Die Hauptstadt wird in die Provinz Ostkalimantan umziehen, die mehr als 1.000 km von Jakarta entfernt liegt. Der geplante Standort der neuen Hauptstadt liegt zwischen den Küstenregionen Penajam Nordpaser und Kuta Kartanegara – die das geografische Zentrum des riesigen indonesischen Archipels darstellen. Die Provinz ist die am weitesten entwickelte der fünf Provinzen von Kalimantan (West, Zentral, Ost, Nord und Süd) und ist nicht den Naturkatastrophen ausgesetzt, von denen andere Teile Indonesiens betroffen sind. Auch gibt es Flughäfen in den Städten Balikpapan und Samarinda und einen besseren Zugang zu Trinkwasserreserven – eines der Probleme Jakartas – und einen Seehafen.

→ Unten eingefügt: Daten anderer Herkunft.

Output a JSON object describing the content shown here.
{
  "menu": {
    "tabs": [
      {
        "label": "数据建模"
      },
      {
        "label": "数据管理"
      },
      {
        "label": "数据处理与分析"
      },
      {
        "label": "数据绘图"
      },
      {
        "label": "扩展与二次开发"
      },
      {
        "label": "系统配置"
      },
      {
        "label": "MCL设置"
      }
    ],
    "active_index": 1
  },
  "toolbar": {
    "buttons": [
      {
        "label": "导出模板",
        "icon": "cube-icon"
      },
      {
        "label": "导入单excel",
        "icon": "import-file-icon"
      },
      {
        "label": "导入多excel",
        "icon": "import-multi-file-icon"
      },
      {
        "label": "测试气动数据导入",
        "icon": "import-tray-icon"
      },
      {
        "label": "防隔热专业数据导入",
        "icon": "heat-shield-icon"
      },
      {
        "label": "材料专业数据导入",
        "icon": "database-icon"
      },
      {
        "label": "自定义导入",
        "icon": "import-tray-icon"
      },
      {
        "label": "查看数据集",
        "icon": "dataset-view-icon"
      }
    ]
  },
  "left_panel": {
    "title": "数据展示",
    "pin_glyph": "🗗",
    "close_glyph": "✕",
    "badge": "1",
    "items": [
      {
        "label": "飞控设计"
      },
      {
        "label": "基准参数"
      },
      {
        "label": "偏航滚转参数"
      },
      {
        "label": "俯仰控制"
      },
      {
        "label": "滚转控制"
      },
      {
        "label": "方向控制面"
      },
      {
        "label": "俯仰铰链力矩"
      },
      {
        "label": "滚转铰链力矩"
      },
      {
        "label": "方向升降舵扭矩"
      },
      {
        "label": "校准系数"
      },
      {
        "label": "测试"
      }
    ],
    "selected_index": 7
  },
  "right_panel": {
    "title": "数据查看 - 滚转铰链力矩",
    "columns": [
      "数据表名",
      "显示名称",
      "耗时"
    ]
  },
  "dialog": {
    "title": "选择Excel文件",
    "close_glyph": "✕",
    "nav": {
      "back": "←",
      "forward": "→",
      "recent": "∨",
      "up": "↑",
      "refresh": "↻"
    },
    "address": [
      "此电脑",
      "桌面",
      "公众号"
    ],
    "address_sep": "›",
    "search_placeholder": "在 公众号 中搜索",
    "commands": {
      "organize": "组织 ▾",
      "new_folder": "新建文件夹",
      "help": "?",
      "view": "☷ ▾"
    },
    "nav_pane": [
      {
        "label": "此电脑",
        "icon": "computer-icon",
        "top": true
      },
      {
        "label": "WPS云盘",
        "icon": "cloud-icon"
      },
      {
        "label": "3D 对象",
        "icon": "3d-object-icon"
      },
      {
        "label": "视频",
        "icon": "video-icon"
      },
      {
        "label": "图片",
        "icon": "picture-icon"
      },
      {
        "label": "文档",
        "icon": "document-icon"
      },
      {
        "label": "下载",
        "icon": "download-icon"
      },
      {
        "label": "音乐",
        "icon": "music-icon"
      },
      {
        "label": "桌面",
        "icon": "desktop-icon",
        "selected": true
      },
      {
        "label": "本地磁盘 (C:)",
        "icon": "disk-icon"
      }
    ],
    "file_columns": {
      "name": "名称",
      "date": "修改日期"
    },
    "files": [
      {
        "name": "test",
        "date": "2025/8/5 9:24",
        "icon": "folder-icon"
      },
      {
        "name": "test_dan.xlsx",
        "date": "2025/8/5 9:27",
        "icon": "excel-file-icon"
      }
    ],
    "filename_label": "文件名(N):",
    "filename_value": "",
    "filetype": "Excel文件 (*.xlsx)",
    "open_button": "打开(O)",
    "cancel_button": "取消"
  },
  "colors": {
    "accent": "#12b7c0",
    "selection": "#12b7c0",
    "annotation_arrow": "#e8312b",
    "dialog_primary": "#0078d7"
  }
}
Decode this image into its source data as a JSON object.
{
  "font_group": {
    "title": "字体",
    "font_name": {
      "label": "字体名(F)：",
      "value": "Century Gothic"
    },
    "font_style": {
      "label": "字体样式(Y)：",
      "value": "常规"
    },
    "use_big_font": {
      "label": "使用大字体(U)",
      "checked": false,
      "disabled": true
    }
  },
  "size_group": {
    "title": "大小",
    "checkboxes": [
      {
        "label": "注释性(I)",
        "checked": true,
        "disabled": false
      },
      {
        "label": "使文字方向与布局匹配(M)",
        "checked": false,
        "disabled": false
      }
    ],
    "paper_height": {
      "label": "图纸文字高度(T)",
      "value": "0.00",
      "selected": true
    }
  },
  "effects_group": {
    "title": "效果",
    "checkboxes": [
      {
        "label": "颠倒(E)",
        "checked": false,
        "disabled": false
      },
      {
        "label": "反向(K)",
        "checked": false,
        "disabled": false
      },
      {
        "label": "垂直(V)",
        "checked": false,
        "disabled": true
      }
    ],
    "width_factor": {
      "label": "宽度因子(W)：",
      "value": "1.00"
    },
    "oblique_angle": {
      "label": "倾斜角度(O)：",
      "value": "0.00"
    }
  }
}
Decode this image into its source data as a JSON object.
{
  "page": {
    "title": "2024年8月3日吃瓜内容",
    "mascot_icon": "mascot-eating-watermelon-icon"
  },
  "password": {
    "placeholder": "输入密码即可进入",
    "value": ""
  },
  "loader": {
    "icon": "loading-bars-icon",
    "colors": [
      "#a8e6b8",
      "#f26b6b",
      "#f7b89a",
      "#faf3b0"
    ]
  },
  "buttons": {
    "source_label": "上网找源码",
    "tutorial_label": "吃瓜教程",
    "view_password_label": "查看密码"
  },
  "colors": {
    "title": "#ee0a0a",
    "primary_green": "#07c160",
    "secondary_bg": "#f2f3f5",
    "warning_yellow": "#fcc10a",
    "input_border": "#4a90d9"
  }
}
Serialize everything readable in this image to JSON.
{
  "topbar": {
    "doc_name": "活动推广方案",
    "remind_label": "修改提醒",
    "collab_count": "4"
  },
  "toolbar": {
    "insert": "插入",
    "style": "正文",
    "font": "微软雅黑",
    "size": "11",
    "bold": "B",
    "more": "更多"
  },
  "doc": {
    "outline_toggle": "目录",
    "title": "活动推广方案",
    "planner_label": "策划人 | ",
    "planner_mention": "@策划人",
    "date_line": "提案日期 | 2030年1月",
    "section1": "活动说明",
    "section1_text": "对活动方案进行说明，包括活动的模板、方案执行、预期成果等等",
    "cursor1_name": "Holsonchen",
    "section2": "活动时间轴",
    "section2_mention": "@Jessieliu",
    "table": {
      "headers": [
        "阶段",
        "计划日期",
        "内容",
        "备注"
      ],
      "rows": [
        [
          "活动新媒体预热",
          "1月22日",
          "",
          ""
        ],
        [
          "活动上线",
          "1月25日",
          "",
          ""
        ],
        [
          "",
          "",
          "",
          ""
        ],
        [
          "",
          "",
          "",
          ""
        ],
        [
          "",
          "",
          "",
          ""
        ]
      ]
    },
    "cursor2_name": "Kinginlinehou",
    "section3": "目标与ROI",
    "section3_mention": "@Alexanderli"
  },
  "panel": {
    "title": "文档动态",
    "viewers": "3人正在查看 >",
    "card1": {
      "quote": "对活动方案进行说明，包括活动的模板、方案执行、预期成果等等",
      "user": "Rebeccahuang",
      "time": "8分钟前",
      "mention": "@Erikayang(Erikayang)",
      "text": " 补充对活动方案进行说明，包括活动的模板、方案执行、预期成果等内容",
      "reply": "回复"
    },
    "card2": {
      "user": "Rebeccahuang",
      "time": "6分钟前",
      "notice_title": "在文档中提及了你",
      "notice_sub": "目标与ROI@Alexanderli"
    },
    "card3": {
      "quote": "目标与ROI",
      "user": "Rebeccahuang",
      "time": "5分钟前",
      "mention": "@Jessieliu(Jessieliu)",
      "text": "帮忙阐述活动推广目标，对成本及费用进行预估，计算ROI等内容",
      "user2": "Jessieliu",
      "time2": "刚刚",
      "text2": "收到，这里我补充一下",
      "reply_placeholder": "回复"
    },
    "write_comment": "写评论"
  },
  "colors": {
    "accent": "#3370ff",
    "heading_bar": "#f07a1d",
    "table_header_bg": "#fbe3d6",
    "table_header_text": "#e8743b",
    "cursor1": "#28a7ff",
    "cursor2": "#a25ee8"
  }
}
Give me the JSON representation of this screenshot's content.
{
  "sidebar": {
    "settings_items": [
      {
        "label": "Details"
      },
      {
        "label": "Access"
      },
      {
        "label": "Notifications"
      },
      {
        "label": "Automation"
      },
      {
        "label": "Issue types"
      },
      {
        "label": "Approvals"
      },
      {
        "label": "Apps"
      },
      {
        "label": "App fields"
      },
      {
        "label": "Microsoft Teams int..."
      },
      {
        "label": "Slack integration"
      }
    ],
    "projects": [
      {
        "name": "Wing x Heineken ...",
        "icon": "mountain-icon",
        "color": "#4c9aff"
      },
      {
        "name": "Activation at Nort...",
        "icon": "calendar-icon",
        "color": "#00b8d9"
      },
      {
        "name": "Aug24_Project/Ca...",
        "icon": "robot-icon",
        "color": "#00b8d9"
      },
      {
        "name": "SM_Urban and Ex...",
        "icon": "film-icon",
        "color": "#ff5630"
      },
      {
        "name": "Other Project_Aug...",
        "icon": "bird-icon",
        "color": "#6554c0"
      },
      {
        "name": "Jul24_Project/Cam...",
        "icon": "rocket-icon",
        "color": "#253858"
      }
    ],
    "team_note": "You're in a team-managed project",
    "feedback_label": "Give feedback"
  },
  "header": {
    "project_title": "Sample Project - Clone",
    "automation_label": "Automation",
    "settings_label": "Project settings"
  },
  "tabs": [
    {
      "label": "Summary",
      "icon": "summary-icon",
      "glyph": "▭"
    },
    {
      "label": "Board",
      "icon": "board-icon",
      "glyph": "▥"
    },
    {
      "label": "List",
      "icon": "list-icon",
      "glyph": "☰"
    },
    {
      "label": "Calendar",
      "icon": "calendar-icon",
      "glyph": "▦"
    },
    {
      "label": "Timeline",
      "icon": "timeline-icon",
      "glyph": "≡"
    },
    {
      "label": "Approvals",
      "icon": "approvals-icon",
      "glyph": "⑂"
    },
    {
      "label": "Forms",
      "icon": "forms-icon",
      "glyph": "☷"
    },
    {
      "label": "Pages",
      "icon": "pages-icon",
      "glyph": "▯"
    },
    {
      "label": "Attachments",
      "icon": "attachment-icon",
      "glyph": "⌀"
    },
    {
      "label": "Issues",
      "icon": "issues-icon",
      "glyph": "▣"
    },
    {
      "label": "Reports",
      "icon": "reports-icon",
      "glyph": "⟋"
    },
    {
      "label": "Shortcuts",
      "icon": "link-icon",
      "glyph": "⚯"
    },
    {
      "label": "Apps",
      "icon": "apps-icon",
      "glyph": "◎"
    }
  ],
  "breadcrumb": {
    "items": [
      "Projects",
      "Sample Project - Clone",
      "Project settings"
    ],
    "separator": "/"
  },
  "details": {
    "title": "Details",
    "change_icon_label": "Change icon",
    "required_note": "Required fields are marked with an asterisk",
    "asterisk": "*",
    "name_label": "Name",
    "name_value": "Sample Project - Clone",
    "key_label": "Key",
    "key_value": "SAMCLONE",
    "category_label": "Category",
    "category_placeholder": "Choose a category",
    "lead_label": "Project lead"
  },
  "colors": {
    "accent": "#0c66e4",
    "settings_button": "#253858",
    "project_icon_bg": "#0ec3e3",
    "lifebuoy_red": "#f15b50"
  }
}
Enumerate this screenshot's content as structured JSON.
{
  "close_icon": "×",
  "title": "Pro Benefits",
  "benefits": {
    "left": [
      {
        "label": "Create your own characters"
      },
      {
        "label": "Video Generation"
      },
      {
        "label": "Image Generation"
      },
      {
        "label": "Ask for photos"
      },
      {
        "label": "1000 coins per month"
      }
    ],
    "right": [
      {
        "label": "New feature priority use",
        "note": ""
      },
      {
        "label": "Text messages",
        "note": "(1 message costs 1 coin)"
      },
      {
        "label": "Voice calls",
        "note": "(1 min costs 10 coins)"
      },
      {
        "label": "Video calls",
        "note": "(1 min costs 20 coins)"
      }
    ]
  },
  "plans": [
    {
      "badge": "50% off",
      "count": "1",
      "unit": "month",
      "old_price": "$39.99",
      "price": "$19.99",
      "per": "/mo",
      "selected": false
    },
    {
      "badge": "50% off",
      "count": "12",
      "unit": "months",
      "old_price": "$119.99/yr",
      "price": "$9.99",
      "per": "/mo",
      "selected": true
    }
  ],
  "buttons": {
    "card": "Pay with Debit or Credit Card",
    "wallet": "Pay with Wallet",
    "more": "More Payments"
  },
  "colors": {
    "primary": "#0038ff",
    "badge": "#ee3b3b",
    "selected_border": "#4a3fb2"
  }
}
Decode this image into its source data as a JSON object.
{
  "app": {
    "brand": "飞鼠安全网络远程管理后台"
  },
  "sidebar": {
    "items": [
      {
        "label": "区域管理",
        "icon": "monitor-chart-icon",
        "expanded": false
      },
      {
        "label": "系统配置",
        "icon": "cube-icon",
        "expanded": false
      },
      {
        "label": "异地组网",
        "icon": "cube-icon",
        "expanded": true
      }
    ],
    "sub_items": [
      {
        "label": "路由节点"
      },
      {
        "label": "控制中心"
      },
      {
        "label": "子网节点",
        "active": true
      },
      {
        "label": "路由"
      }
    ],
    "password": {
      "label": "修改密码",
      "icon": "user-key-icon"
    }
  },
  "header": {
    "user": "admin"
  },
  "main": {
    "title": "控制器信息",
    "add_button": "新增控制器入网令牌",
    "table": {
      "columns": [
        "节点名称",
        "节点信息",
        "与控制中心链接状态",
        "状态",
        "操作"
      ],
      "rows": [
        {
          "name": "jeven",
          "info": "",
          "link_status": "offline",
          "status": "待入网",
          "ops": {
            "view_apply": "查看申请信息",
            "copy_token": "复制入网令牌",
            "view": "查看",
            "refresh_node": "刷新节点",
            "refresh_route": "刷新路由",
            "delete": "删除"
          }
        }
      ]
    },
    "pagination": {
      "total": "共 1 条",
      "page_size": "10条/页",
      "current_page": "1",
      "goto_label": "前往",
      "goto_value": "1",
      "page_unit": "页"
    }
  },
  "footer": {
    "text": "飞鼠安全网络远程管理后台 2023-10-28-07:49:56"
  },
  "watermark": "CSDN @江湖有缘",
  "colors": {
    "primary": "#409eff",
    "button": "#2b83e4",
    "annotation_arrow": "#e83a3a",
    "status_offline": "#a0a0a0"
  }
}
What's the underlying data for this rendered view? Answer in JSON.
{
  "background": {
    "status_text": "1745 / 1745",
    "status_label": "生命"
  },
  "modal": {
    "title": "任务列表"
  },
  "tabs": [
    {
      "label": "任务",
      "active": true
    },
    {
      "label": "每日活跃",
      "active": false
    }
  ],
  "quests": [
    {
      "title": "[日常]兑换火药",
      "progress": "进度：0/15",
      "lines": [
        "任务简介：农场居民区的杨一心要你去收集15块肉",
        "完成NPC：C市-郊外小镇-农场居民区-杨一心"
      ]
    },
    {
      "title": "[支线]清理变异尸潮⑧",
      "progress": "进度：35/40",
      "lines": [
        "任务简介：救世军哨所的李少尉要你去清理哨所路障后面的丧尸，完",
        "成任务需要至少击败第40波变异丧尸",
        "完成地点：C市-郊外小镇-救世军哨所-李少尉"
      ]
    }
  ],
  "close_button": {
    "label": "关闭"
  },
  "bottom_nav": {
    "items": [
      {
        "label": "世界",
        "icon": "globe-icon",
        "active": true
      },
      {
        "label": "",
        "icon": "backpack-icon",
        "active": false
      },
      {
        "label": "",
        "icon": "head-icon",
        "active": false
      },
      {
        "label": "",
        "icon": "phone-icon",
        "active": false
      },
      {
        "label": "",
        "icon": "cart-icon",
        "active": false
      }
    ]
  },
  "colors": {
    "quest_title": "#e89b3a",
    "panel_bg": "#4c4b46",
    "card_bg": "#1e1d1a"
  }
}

Die Infrastrukturanforderungen für den Bau einer neuen Stadt werden bedeuten, dass die Regierung die Profile ihrer Projekte verbessern muss, insbesondere im Hinblick auf die Umwelt, die Kosten und die Rentabilität. Dies wird für die Gewinnung von Investitionen von entscheidender Bedeutung sein und könnte die Aufmerksamkeit der großen asiatischen Entwicklungspläne, einschließlich der chinesischen Belt-and-Road-Initiative und der japanischen Partnerschaft für Qualitätsinfrastruktur, auf sich ziehen.

 

Wie wird sich der Umzug auf die Unternehmen in Jakarta auswirken?

Jakarta wird weiter wachsen und das wirtschaftliche Zentrum Indonesiens bleiben, unabhängig davon, ob es seinen Status als Hauptstadt verliert. Trotz der Investitionen von 33 Mrd. US-Dollar für die neue Hauptstadt hat die Regierung für die nächsten zehn Jahre weitere 40 Mrd. US-Dollar für Stadterneuerungsprojekte in Jakarta bereitgestellt.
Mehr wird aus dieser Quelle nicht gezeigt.